Commissioners Holyoak and Ferguson also have written significant dissents and issued statements about the Commission’s attempts to extend the scope of unfairness, means and instrumentalities liability, the extension of the FTC’s unfairness authority to unfair discrimination claims, and the threatened use of the FTC’s Penalty Offense Authority.

  • Ferguson/Rytr (“Treating as categorically illegal a generative AI tool merely because of the possibility that someone might use it for fraud is inconsistent with our precedents and common sense. And it threatens to turn honest innovators into lawbreakers and risks strangling a potentially revolutionary technology in its cradle.”);
  • Holyoak/Rytr (“The critical element’ for primary liability is the existence of a representation, either by statement or omission, made by the defendant . . . .’ The complaint does not allege facts showing that the draft outputs were misrepresentations, much less that such draft outputs were Rytr’s misrepresentations.”);
  • Holyoak/Coulter (“Absent Congressional authorization, the Commission should not attempt to broaden the FTC’s unfairness consumer protection authority into a comprehensive civil rights authority—a new standard of liability that may have unintended and pernicious consequences.”); and
  • Ferguson/Asbury (“The majority’s disparate treatment of Asbury and Coulter is a particularly stark example of a dangerous trend taking hold in the Commission. The majority has developed a penchant for pressing aggressive and novel theories in complaints it knows will not be litigated and relying on those unadjudicated complaints as a form of precedent for subsequent Commission action.”).
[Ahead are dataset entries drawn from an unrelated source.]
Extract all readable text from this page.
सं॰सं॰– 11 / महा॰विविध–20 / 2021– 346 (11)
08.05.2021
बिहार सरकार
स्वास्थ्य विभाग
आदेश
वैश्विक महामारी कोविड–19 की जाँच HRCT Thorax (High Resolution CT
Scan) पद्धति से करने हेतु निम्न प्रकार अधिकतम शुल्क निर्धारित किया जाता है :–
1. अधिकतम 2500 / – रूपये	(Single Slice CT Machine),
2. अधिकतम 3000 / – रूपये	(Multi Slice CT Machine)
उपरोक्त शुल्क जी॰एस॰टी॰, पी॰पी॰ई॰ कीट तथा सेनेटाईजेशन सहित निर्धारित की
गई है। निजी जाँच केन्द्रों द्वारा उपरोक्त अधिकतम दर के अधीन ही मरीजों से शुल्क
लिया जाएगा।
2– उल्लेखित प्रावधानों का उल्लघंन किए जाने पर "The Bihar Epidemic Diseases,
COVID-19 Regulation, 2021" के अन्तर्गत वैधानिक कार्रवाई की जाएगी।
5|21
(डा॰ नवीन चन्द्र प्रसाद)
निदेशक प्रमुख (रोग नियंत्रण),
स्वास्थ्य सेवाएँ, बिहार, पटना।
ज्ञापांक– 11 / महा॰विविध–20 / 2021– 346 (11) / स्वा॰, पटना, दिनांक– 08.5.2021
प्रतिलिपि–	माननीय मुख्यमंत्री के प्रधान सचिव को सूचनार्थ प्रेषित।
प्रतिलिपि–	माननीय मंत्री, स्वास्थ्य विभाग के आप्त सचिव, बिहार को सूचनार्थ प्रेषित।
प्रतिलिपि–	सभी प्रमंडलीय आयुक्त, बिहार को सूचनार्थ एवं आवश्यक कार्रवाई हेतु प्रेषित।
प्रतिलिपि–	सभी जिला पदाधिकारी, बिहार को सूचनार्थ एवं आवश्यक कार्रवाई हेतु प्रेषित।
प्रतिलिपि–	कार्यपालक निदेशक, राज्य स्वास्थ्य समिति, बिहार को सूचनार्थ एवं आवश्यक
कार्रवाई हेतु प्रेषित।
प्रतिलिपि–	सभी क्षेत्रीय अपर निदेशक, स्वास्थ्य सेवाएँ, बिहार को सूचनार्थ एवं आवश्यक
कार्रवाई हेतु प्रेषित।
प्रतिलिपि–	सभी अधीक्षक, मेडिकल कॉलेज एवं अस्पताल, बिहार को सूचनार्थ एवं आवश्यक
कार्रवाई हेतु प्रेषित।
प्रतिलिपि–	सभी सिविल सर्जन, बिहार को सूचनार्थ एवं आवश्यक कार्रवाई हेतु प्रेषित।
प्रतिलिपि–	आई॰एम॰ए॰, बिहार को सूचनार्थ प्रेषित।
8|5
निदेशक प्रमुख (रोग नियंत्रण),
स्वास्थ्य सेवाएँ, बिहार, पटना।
  • In remarks delivered at the National Advertising Division annual conference in New York last month, Commissioner Holyoak argued that the agency would be misusing its authority under Section 5(m)(1)(b) if it tries to impose civil penalties for conduct that is dissimilar to conduct previously found to be unlawful in Commission orders. (“I am concerned that by predicating settlements merely on stock notices—no matter crucial distinctions between the recipient’s business practices and the conduct described in the notice—the Commission has effectively engaged in a backdoor rulemaking.”)

All of this is to say, dissents matter, whether they are principally motivated by sincere disagreement on the law or policy, the desire to provide a roadmap for advocates to take-up” (Chair Khan’s words from H&R Block), a preview of legal arguments for judges to consider, or yes, politics. To ignore them is to limit your understanding of the legal and policy issues facing the Commission today, and lower your gaze on what potentially could emerge on the horizon.